In these days, there is an increasing social demand for privacy protection. It is indispensable to take into account privacy in information systems of corporations which treat personal information. Although objects which should be protected and ways of protecting them are not established in social convention, for corporations (businesses handling personal information), it is essential to observe at least legislation which relate to personal information protection (hereinafter, referred to as “privacy legislation”) in various countries. Typical privacy legislation requires corporations to carry out measures necessary for personal information management such as collection and use of personal information.
Some of privacy legislation, such as EU Directive 2002/58/EC and in some extent the HIPAA itself, require anonymizing personal information for service management, except in cases where it is necessary to identify an individual (data subject).

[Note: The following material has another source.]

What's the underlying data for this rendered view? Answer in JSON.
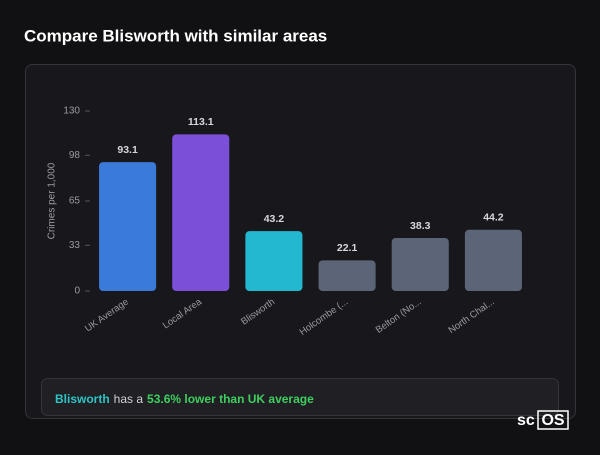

An easy way of processing personal information anonymization is to remove information with which individuals can be identified from personal information of the individuals, or making the information with which individuals can be identified vague. An example of the former processing is processing to remove names and addresses. An example of the latter is processing, for example, to convert addresses to prefecture units or converting ages to intervals of 10 years.
However, even if such processing is performed, it is possible to identify specific individuals from anonymized personal information by collating the personal information with other information which can be acquired concerning the individuals. Therefore, in anonymizing personal information, it is desirable to ensure security of personal information in terms of identifiability and the like.
Techniques concerning protection of electronic data personal information targeting text data are disclosed in Japanese Patent No. 3578450 (hereinafter, referred to as Patent Document 1) and Japanese Patent Laid-open Publication No. 2002-269081 (hereinafter, referred to as Patent Document 2).
Patent Document 1 discloses a technique for converting a real name word in an electronic document into an anonym word using a real name word/anonym word dictionary created in advance.
Patent Document 2 discloses a technique for anonymizing real names and surrounding wording highly relevant to the real names using a dictionary and syntactic rules prepared in advance.
In the technique disclosed in Patent Document 1, it is necessary to prepare a dictionary of words to be anonymized. Therefore, in the case of a text for which various forms are assumed, for example, when a form is not specifically decided, it is difficult to store all words to be anonymized as a dictionary.
In the technique disclosed in Patent Document 2, as in the technique disclosed in Patent Document 1, it is necessary to prepare a dictionary of words to be anonymized. Therefore, in the case of a text for which various forms are assumed, for example, when a form is not specifically decided, it is difficult to hold all words to be anonymized as a dictionary. Further, in the technique disclosed in Patent Document 2, appearance probabilities of respective words and surrounding wording including the words are calculated. However, when a combination of a word and surrounding wording including the word is rare, the word cannot be anonymized.